Irish Home Rule Bill
THIRD READING IN THE COMMONS; MAJORITY OF 109
The Times, 8th July 1913
LONDON — Question time in the House of Commons yesterday was rendered interesting by Mr. Harcourt’s answers as to the riots on the Rand, and by Mr. Asquith‘s statement that an appointment would be made — he did not say when — to the vacant Laureateship. Then many members left the House, so that there was a marked contrast between its appearance when the debate on the third reading of the Home Rule Bill began and that on the occasion of the second reading, when the Chamber was crowded and the side galleries were full of members.
THE LEADER OF THE OPPOSITION
The tone and manner of Mr. Bonar Law in moving the rejection of the measure were restrained, but the force of his arguments lost nothing by the moderation with which he put them before the House.
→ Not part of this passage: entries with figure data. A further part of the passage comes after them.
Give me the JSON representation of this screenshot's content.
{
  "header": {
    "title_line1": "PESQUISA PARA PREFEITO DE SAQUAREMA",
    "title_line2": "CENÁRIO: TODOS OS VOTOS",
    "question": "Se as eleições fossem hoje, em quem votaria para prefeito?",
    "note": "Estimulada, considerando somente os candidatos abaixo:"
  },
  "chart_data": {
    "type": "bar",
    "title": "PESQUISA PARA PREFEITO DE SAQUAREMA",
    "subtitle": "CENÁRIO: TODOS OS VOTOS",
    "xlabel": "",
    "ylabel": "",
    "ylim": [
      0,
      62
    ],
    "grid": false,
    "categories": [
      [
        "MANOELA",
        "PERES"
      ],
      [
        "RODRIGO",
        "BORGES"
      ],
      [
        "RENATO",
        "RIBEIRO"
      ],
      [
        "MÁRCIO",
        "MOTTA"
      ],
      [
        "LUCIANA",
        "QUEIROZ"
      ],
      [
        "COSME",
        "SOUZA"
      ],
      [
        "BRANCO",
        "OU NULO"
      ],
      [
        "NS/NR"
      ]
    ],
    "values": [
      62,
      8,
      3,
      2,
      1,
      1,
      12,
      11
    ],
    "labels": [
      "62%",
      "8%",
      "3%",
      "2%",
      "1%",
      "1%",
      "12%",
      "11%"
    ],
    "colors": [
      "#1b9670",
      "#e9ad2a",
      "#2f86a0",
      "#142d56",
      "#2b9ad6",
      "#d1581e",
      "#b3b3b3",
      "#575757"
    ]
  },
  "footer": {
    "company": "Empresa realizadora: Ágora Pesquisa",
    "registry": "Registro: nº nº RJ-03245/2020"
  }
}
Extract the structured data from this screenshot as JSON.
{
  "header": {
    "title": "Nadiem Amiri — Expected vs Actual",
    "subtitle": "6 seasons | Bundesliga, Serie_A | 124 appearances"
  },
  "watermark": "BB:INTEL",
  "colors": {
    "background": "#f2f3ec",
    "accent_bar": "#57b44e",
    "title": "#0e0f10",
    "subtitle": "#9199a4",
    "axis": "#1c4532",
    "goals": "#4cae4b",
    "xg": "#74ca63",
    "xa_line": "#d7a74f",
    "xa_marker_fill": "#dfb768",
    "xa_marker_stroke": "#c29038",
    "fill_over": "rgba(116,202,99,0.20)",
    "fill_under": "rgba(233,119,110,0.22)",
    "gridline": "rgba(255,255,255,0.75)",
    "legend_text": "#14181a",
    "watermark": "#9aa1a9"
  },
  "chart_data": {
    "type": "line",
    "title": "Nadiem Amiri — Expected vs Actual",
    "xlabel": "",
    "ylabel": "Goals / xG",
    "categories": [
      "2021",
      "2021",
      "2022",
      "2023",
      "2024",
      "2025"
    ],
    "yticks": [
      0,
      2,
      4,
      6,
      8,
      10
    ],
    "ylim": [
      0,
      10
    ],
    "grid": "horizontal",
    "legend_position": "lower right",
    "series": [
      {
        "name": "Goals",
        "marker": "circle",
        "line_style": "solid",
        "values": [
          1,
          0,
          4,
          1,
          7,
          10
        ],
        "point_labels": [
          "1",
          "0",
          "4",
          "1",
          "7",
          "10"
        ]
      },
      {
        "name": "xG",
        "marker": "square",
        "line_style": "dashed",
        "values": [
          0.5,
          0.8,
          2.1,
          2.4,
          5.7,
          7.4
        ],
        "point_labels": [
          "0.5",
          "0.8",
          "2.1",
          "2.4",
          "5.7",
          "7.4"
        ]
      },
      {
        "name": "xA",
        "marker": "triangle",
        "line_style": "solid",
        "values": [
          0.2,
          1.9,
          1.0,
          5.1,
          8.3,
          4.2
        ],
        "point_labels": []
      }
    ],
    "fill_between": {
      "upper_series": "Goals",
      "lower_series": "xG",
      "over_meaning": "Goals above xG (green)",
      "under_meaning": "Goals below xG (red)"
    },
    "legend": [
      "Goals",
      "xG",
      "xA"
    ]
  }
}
He warned his opponents, the forces that were gathering in the country would destroy the machinery which the Government had so carefully constructed.
Mr Bonar Law again invited the Government to consider the attitude of North-East Ulster. Was there any instance, he asked, in the history of the world of the imposition on a homogeneous population in the name of self-government of a system which it loathed and detested? The people of North-East Ulster did not say that they would prevent the grant of Home Rule to that part of Ireland that claimed it. What they said was that Nationalist Ireland should not govern them.
The last part of Mr Bonar Law’s speech was the most impressive. Believing that this would probably be the last time when the Bill would he discussed calmly, he asked the Government very earnestly to consider the inevitable consequences of the course they were pursuing. In his opinion they were drifting into a position from which it would be impossible for them to retreat and the consequences would be calamitous.
THE PRIME MINISTER'S REPLY
Mr. Asquith did not make a long speech in reply, yet dealt, as he said, respectfully with the case presented by Mr. Bonar Law. His tone throughout was one of good humour. Alluding first to a reference which Mr. Law had made to the Solemn League and Covenant in Scotland before the great Civil War, he observed, amid laughter, that too much importance might be attached to covenants. He had, of course, the Ulster Covenant in mind.
He did not pretend that experience might not show that the Home Rule Bill was susceptible of improvement, for he knew of no measure since the Ten Commandments of which it could be said that it was verbally inspired and ought never to be altered. All that was meant when it was said that the Bill was final was that the principle was final.
Coming to close quarters with the argument that the people of North-East Ulster were entitled to do their best to defeat the measure, he said that if the Opposition could demonstrate that there was a real danger of persecution they would command not only the sympathy, but the support of the Government. But, he stated emphatically, “we do not believe anything of the kind". Neither did he believe that it would be necessary to apply coercion to Ulster.
Mr. J. H. Campbell wound up for the Opposition. His speech was delivered with great deliberation, and he was heard with the closest attention as he emphasized the determination of Ulster to resist Home Rule at any cost or sacrifice, and reminded the Government that there were occasions when treason became patriotism and rebellion a duty. Then he added solemnly: “ You have got time to retrace your steps. I pray that God may give you both the wisdom and the courage to do so". It was a speech that created a marked impression.